Issue: Shifting from company-paid plans to cost-sharing arrangements.

The Challenge
Schering-Plough, a Montreal-based pharmaceutical company, wanted to reduce its costs associated with its benefits plan and have employees make better use of it.

Also, Schering-Plough acquired a new company and needed to change its pension plan to align with the organization’s future objectives. Decreasing the volatility of the defined benefit (DB) component of the hybrid pension plan was also a priority.

The Changes
The pharmaceutical manufacturer’s hybrid plan was, and still is for those who remain in it, fully funded by the company and in 2007 a voluntary RRSP was added. The RRSP has a matching component for those who wish to contribute.

However, in 2008, the hybrid plan was closed to all new employees. Those hired after Dec. 31, 2007, are in the defined contribution (DC) plan. The DC plan has a mandatory employee contribution rate of 1% to 8%, depending on the employee’s age and years of service. Employees in the plan can also contribute to the group RRSP but do not receive a company match.

Schering-Plough’s benefits plan also had a major overhaul in 2008. The organization moved from a company-paid, traditional benefits plan to a modular plan with some cost-sharing components.

Under the new plan, employees receive $1,000 in flex dollars to “spend” on benefits coverage. If employees choose the top level of coverage in each module, there are associated out-of-pocket expenses. If employees choose more moderate coverage levels, they can allocate their excess flex dollars to a healthcare spending account or a lifestyle account, or transfer them into the voluntary group RRSP.

For prescription drug coverage, regardless of the level chosen, there is a $900 out-of-pocket maximum for single adults.
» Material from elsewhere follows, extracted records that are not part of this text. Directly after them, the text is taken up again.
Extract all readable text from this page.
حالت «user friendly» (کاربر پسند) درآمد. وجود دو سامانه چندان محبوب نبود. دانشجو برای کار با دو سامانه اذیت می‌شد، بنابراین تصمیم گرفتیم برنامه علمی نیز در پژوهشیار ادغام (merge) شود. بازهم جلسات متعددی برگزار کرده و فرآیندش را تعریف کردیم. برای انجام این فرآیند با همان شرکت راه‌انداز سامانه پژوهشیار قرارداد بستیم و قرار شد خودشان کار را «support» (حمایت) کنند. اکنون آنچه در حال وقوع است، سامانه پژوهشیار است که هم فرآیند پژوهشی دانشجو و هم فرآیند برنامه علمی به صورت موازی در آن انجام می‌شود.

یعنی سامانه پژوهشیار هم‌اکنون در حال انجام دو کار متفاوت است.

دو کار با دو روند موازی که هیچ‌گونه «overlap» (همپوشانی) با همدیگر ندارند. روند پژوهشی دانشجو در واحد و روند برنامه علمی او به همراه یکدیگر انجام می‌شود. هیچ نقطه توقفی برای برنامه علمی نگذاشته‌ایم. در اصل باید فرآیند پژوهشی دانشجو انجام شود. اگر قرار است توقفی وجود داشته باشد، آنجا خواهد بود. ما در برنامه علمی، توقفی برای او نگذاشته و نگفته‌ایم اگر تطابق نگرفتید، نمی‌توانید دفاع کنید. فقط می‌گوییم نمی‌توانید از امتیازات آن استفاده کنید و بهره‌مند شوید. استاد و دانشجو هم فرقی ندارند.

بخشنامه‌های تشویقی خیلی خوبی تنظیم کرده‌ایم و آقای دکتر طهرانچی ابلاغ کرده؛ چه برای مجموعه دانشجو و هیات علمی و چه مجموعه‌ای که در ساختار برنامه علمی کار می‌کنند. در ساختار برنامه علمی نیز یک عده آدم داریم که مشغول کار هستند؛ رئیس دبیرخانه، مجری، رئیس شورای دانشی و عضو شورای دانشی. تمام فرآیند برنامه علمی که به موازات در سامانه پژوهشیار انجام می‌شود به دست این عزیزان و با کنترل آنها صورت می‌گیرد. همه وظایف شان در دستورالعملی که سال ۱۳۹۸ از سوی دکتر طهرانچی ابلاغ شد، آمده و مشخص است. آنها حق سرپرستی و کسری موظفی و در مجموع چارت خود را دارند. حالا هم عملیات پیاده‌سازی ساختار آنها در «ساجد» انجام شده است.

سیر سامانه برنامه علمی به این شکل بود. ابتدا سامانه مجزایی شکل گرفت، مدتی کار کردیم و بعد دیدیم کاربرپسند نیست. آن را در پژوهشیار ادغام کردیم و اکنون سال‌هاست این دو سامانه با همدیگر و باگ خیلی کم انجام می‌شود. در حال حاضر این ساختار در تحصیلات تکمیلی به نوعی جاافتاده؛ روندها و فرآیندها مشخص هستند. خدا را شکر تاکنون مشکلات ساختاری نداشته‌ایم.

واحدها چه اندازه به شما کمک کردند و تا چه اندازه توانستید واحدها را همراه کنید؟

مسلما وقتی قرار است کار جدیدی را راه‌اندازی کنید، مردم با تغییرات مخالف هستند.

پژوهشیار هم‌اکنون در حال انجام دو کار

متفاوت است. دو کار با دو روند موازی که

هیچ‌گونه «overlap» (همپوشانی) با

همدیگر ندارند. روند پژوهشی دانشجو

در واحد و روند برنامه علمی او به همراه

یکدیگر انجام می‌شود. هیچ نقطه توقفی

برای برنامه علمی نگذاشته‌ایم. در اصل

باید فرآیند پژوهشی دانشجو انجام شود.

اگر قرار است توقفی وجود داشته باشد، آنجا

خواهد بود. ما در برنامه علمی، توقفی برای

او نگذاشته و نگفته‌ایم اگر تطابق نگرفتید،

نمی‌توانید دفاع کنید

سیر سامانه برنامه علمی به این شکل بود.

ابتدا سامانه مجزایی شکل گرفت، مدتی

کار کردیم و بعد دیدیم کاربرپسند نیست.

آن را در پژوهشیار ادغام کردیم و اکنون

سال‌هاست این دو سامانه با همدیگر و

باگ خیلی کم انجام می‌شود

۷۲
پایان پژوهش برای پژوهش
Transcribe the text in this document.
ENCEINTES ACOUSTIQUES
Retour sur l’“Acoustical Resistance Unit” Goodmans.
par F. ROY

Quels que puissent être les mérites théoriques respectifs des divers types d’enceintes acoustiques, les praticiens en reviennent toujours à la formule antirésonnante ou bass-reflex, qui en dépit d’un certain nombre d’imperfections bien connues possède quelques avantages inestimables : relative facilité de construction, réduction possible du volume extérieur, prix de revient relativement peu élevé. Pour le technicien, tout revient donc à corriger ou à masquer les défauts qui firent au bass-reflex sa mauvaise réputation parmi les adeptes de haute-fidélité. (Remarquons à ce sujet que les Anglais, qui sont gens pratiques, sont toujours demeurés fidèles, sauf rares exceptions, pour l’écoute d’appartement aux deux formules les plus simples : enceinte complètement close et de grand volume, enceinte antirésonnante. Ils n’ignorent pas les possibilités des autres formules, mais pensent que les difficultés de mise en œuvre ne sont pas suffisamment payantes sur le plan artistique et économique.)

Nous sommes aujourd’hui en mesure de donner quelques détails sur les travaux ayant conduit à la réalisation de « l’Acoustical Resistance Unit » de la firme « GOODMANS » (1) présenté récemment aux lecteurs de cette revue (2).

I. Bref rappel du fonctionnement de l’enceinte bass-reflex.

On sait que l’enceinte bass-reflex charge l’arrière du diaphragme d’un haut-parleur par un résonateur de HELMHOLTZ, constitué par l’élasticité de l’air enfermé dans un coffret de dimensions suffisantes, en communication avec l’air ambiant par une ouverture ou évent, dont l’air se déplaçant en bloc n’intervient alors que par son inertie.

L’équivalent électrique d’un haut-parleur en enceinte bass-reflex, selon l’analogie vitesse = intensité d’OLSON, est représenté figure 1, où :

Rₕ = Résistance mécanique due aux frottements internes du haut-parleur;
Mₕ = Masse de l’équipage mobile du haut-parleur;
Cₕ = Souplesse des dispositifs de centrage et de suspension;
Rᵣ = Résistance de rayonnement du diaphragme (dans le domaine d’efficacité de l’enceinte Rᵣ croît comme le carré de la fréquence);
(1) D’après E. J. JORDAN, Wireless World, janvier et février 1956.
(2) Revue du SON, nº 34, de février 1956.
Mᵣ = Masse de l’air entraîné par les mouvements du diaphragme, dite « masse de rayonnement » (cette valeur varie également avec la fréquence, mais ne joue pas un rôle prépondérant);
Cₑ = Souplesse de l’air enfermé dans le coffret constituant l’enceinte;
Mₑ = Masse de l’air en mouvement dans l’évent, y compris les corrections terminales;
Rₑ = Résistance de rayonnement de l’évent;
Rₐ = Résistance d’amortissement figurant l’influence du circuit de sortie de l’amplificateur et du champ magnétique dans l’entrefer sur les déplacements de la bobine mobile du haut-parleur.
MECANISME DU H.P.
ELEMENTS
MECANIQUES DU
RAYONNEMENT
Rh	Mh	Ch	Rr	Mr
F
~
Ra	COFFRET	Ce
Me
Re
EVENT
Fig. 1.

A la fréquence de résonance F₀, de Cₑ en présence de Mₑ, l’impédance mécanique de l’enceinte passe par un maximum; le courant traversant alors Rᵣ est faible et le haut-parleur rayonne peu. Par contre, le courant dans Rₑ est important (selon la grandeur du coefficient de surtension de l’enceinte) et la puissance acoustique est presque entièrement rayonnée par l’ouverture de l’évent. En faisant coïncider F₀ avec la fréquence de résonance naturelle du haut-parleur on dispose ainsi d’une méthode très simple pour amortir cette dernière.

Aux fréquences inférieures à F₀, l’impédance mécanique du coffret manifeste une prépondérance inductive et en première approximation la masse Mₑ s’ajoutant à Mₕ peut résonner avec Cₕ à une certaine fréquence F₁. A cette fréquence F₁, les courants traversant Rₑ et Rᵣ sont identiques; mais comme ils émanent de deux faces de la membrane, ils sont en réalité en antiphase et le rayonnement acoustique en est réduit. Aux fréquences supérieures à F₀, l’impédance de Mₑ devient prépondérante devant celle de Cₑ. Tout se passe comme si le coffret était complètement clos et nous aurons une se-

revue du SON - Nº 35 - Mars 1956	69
After the maximum is reached, prescriptions are covered under the plan at 100%. Also, all Schering-Plough drugs are covered 100% under the plan.

Val Pietrantonio, vice-president, HR, with Schering-Plough says that the organization dedicated a significant portion of the resources for the redesign to communication, which included brochures, face-to-face presentations and an update of the online resources for employees. “I would say we spent a fair amount of time, money and effort in making sure we had a very broad and comprehensive communication strategy,” he says. “We spent six months on the communication stage. That was probably, from my perspective, critical to the success of managing the project.”

Results
Natalie Adat, compensation and benefits manager with Schering-Plough, says the new plan gives employees more choice and better suits the demographics of the organization’s workforce.

“It was a significant change. But the response was good,” Adat says. “We did face-to-face presentations across the country. We met with employees and explained the rationale for the change. All in all, except for prescription drugs, [employees] have better coverage [now] than what they had with the one-size-fits-all plan we had before.”

The pension plan changes also went over well with employees. “Given all the market pressure and financial pressure, when you’re going from an exclusively company-paid to a cost-sharing arrangement, that’s a big change-management exercise. I think we were quite fortunate that employees understood,” says Pietrantonio. “We were surprised at how well the changes were received among our older population—we thought we would get a lot more resistance.”